Consider the hot dog. While it might come pretty easily to a human, training a robot to prepare and serve a hot dog is no simple task. The robot has to grab the hot dog, place it on the grill, allow it to cook for the right amount of time, place it in the bun, throw at least one condiment on and gently serve it to the waiting recipient. Researchers at Boston University were recently successful in training a robot to do just that.
By utilizing a trial and error system known as reinforcement learning (RL), the researchers were able to develop artificial intelligence that can learn and utilize prior knowledge to get better and better at the tasks it needs to complete. This A.I. could then be used to operate two robotic arms to complete the tasks. The A.I. was tested in computer simulations before it was used to operate the robotic arms.
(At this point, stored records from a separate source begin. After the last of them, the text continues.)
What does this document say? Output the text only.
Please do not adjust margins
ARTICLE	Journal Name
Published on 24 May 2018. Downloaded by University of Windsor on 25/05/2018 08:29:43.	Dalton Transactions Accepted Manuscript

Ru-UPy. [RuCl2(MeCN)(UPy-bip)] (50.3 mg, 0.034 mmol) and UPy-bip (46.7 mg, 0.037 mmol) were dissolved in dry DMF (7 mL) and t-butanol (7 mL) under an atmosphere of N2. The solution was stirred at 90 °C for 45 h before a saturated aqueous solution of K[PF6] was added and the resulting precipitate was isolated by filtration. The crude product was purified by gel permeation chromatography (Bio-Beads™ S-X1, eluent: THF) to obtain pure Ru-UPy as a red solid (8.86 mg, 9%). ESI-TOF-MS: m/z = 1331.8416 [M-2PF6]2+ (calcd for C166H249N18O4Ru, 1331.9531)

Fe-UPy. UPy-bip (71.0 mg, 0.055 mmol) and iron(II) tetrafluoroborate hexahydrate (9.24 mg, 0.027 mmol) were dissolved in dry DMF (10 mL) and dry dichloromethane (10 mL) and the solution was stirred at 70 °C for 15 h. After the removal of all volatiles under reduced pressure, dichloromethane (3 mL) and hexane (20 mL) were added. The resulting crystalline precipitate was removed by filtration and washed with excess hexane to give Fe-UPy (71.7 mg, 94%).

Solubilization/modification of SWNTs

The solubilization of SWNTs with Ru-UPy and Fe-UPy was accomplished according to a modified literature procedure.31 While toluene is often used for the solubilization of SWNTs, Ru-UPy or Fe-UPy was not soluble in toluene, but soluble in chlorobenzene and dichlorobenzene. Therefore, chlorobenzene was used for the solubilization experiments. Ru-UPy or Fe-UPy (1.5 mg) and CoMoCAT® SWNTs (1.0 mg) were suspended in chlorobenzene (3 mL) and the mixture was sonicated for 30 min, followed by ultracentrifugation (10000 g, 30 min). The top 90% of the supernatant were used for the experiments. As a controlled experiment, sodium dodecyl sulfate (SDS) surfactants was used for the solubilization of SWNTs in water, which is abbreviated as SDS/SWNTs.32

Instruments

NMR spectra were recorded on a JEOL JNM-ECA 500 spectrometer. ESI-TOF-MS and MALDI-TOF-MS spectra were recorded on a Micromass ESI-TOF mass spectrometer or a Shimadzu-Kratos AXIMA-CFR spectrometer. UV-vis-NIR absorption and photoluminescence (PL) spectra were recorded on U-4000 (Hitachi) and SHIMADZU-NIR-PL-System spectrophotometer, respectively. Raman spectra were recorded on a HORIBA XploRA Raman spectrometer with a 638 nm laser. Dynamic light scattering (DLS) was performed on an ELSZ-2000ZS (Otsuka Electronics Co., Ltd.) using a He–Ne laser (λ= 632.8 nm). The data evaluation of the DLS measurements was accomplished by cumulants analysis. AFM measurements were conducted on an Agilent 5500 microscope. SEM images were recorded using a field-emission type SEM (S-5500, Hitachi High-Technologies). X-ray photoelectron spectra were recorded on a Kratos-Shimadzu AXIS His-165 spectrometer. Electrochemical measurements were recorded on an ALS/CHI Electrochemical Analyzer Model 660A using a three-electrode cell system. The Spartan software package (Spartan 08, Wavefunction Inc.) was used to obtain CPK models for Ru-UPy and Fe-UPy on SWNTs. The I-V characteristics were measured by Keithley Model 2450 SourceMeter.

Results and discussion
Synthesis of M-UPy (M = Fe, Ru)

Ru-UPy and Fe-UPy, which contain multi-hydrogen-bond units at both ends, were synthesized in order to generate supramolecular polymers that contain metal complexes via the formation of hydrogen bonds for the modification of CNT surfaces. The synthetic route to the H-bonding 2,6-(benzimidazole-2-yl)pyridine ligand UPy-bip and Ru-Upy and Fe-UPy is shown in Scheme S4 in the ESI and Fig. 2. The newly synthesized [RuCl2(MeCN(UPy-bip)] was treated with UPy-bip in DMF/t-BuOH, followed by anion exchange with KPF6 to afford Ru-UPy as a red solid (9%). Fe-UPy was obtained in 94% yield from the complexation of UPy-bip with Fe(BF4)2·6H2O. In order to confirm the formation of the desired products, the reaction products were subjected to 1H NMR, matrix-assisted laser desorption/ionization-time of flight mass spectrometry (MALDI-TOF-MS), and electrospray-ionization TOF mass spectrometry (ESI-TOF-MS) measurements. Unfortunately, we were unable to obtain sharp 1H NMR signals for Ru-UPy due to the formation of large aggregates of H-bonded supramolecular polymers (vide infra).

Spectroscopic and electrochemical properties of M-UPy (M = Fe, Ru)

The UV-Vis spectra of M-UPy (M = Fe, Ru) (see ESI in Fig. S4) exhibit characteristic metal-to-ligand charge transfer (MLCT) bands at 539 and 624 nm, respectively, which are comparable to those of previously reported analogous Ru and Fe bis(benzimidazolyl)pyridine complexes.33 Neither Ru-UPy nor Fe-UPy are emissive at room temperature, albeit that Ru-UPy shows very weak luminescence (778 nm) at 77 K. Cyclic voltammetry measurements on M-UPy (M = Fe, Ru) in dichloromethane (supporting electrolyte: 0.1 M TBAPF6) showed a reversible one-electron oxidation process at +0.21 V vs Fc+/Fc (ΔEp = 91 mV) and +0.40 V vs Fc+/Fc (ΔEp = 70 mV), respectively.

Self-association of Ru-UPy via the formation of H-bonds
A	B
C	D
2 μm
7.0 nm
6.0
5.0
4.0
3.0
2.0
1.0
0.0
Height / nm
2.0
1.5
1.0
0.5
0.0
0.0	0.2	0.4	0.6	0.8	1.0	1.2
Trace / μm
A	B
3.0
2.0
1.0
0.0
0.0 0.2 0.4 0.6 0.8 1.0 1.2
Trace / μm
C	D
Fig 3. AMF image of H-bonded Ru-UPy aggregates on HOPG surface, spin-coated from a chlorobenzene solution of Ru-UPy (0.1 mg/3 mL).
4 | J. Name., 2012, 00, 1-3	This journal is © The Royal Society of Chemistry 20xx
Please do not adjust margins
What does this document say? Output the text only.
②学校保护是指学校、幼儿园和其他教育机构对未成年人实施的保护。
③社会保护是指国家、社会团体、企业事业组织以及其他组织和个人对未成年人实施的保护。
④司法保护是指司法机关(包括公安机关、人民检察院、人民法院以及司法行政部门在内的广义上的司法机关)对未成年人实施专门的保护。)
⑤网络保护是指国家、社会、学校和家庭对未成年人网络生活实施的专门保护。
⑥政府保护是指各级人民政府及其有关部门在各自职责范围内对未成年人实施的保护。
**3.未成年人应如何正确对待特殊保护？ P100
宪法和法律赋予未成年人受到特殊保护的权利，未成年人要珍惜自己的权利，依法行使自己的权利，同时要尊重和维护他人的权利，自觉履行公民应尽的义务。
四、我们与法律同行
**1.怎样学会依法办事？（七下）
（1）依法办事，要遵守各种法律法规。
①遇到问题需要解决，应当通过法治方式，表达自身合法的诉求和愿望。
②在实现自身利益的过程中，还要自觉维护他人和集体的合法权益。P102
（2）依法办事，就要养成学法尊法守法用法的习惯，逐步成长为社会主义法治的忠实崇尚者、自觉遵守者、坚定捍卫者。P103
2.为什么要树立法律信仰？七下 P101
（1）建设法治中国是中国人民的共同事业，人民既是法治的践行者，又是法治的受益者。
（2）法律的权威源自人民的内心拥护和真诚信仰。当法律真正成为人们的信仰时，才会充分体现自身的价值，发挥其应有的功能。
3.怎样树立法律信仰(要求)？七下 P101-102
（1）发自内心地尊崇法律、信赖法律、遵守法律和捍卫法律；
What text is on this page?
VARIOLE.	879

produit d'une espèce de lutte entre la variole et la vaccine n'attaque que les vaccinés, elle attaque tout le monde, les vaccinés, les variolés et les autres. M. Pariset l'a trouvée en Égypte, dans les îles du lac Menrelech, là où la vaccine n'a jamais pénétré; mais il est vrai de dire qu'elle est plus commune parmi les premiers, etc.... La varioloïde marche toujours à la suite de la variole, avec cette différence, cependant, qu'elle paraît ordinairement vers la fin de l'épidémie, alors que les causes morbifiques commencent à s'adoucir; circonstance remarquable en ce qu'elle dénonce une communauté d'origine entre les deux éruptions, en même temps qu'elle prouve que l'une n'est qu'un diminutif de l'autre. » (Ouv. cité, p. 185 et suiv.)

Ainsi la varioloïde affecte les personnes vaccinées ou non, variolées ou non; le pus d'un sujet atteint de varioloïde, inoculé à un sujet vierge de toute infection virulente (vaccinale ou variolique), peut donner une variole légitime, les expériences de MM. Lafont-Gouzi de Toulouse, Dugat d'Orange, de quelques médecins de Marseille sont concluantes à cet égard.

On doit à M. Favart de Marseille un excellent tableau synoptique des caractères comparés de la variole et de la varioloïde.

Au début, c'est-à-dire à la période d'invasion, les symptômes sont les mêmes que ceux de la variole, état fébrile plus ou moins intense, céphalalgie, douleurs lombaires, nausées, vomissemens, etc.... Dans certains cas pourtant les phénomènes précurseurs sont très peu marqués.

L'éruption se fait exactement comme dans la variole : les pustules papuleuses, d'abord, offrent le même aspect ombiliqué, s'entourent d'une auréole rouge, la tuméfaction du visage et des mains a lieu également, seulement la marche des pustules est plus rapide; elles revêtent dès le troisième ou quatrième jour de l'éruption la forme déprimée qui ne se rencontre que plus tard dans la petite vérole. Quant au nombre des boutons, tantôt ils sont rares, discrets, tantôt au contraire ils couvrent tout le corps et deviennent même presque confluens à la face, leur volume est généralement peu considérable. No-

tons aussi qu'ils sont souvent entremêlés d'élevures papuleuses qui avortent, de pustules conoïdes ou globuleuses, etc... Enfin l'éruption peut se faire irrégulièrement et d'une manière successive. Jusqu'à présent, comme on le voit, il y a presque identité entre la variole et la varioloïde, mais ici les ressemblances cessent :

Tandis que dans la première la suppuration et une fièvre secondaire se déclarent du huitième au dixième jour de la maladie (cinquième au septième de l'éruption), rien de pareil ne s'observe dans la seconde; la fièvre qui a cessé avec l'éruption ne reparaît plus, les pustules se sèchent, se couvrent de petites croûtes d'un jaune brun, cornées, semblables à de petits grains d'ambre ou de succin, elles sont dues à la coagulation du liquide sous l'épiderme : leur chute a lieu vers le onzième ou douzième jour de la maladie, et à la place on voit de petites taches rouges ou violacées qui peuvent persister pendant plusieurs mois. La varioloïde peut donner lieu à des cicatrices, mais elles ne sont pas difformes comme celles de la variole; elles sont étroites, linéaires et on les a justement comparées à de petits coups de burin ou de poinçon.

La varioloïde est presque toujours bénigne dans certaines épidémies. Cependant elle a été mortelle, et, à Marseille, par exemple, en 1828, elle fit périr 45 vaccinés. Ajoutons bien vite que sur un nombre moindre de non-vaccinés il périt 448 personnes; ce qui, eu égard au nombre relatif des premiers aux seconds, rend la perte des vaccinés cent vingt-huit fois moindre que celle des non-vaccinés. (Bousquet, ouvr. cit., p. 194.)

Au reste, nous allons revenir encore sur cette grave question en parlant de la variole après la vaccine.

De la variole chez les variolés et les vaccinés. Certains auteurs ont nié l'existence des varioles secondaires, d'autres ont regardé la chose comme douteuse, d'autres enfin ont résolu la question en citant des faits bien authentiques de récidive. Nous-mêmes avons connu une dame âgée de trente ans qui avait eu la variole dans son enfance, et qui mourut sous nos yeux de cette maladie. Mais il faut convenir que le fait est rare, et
If the robot learned the hard way not to squeeze the bun too hard, it would never do that again in future trials. That’s pretty much how we learn as we go about life trying new things. In this way, the robot became “self-aware.” It had to learn what needed to be done, how it could be done and how to avoid making the same mistakes it had previously made attempting to complete these tasks.
The researchers developed a simple language that helped them break down each part of the task into smaller tasks. They could write something like, “Eventually turn on grill, then pick sausage and place on grill” to start a task.
Zachary Serlin, one of the researchers who worked on this project, tells Inverse that as long as you used predefined terms, the algorithm would understand what to do.
“You have to define things beforehand,” Serlin says. “As long as I know what you mean by ‘grill’ when you say ‘grill,’ then I can learn to do the thing that has ‘grill’ in it.”
Putting prior knowledge in the algorithm helped limit how the A.I. would attempt to achieve its goals. Instead of letting it try whatever it wants while attempting to complete a task, there were some limits to what it would try baked in. Serlin says others who have used RL to develop their A.I. haven’t always done this.
“In ours, because you have this nice sentence structure, you can put in things like, ‘You can’t pick up two things at once.’ That’s prior knowledge that you have,” Serlin says.
Not only did the robot have to learn how to properly prepare and serve the hot dog—to a person waiting with a plate—it had to make sure it wasn’t making mistakes that could make its actions unsafe.
“There is also this level of safety on top of it, which are called control barrier functions. You let the algorithm run normally with this prior knowledge and the sentence that you give it, and… there is a layer that doesn’t let it do unsafe things,” Serlin says. “This allows it to have this level of safety without ever having to try it.”
Instead of the robotic arm trying to pick up the hot dog from the grill and accidentally forcing its grabbers into the grill, this safety layer would ensure that the robot knows it can only get so close to the grill while it tries to complete this part of the task.
Serlin says this team is going to keep working on this technology to see how they can teach the robot to complete tasks that are more and more complex in nature.